Sidewalks! Innovative, I’d say. I cannot wait to descend the Star Trail on the direct sidewalk to GD.
…”never be a village” Uh, why not, Mr. Pace? The city planners envisioned this in the city plan. Did you take urban planning courses? It’s a wonderful vision and one that needs to be continued with to make this area more of a neighborhood.
*”People are unlikely to walk to this property no matter how it’s developed,” Pace said. “It just doesn’t fit.”
Uh, why not. Mr. Pace? People in this community walk a lot. They may not walk with heart rate monitors, Garmont hiking shoes or Marmot shorts, but they walk. All who walk in SE do not do so because they
are poor.
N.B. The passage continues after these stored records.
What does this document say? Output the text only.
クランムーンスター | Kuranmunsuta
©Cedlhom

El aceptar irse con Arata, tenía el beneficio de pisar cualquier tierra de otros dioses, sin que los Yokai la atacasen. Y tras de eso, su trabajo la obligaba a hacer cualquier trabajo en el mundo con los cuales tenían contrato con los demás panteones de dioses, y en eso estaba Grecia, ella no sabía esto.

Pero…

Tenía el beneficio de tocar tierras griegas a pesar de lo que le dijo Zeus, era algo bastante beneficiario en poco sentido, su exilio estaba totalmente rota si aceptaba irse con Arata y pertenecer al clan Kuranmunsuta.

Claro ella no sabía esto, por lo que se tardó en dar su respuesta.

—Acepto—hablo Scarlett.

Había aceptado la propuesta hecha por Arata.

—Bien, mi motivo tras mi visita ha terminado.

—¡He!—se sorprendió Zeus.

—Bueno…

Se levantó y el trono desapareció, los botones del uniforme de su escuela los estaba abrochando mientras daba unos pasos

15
All who walk are not on restrictive licenses.
“…no matter how it’s developed” – so, make it as trashy as we can get by with…?
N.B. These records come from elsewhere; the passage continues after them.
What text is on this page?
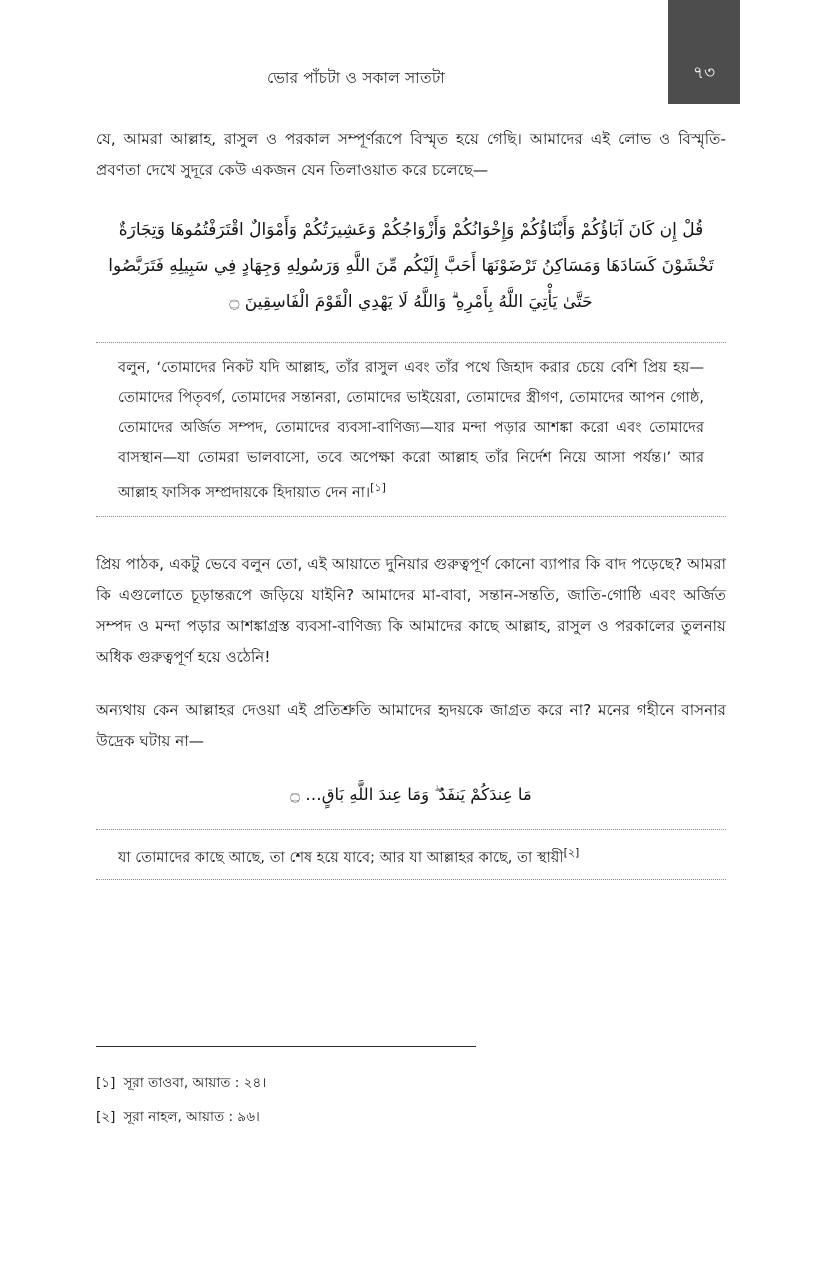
ভোর পাঁচটা ও সকাল সাতটা	৭৩

যে, আমরা আল্লাহ, রাসুল ও পরকাল সম্পূর্ণরূপে বিস্মৃত হয়ে গেছি। আমাদের এই লোভ ও বিস্মৃতি-প্রবণতা দেখে সুদূরে কেউ একজন যেন তিলাওয়াত করে চলেছে—

قُلْ إِن كَانَ آبَاؤُكُمْ وَأَبْنَاؤُكُمْ وَإِخْوَانُكُمْ وَأَزْوَاجُكُمْ وَعَشِيرَتُكُمْ وَأَمْوَالٌ اقْتَرَفْتُمُوهَا وَتِجَارَةٌ تَخْشَوْنَ كَسَادَهَا وَمَسَاكِنُ تَرْضَوْنَهَا أَحَبَّ إِلَيْكُم مِّنَ اللَّهِ وَرَسُولِهِ وَجِهَادٍ فِي سَبِيلِهِ فَتَرَبَّصُوا حَتَّىٰ يَأْتِيَ اللَّهُ بِأَمْرِهِ ۗ وَاللَّهُ لَا يَهْدِي الْقَوْمَ الْفَاسِقِينَ ۝

বলুন, ‘তোমাদের নিকট যদি আল্লাহ, তাঁর রাসুল এবং তাঁর পথে জিহাদ করার চেয়ে বেশি প্রিয় হয়—তোমাদের পিতৃবর্গ, তোমাদের সন্তানরা, তোমাদের ভাইয়েরা, তোমাদের স্ত্রীগণ, তোমাদের আপন গোষ্ঠ, তোমাদের অর্জিত সম্পদ, তোমাদের ব্যবসা-বাণিজ্য—যার মন্দা পড়ার আশঙ্কা করো এবং তোমাদের বাসস্থান—যা তোমরা ভালবাসো, তবে অপেক্ষা করো আল্লাহ তাঁর নির্দেশ নিয়ে আসা পর্যন্ত।’ আর আল্লাহ ফাসিক সম্প্রদায়কে হিদায়াত দেন না।[১]

প্রিয় পাঠক, একটু ভেবে বলুন তো, এই আয়াতে দুনিয়ার গুরুত্বপূর্ণ কোনো ব্যাপার কি বাদ পড়েছে? আমরা কি এগুলোতে চূড়ান্তরূপে জড়িয়ে যাইনি? আমাদের মা-বাবা, সন্তান-সন্ততি, জাতি-গোষ্ঠি এবং অর্জিত সম্পদ ও মন্দা পড়ার আশঙ্কাগ্রস্ত ব্যবসা-বাণিজ্য কি আমাদের কাছে আল্লাহ, রাসুল ও পরকালের তুলনায় অধিক গুরুত্বপূর্ণ হয়ে ওঠেনি!

অন্যথায় কেন আল্লাহর দেওয়া এই প্রতিশ্রুতি আমাদের হৃদয়কে জাগ্রত করে না? মনের গহীনে বাসনার উদ্রেক ঘটায় না—

مَا عِندَكُمْ يَنفَدُ ۖ وَمَا عِندَ اللَّهِ بَاقٍ… ۝

যা তোমাদের কাছে আছে, তা শেষ হয়ে যাবে; আর যা আল্লাহর কাছে, তা স্থায়ী[২]

[১] সূরা তাওবা, আয়াত : ২৪।
[২] সূরা নাহল, আয়াত : ৯৬।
* “Roanoke Mayor David Bowers said that despite the difference in visions for that property, he found Dollar General’s plan “to be a much more favorable project” than even the proposed convenience store that was never actually built at the site.”
Hey, remember the city planners’ vision for this area? Oh my goodness!
Actually, there are a lot of people walking in this area, on the Roanoke River Greenway.
You are absolutely right!
I was talking to a mother of three sons this morning and she has just started using the greenway. She loves it! but mentioned that she doesn’t care for the area beyond the hospital towards Vinton. She said it scares her because she is afraid to let her boys ride on in front of her because of the “homeless” people she has seen on that part of the greenway. Her comments have really bothered me, but I can understand a mother’s fears.
What are we going to do?
PS: A lot of landscaping going on at GD.
I know Kristen and you “believe” wrong. But then that’s nothing new
Right. Your kid and hers were on the same soccer team for like six years and didn’t know who she was.
Great post, Kim. I think I will use these ideas to generate some conversation on Face book as well. Blessings!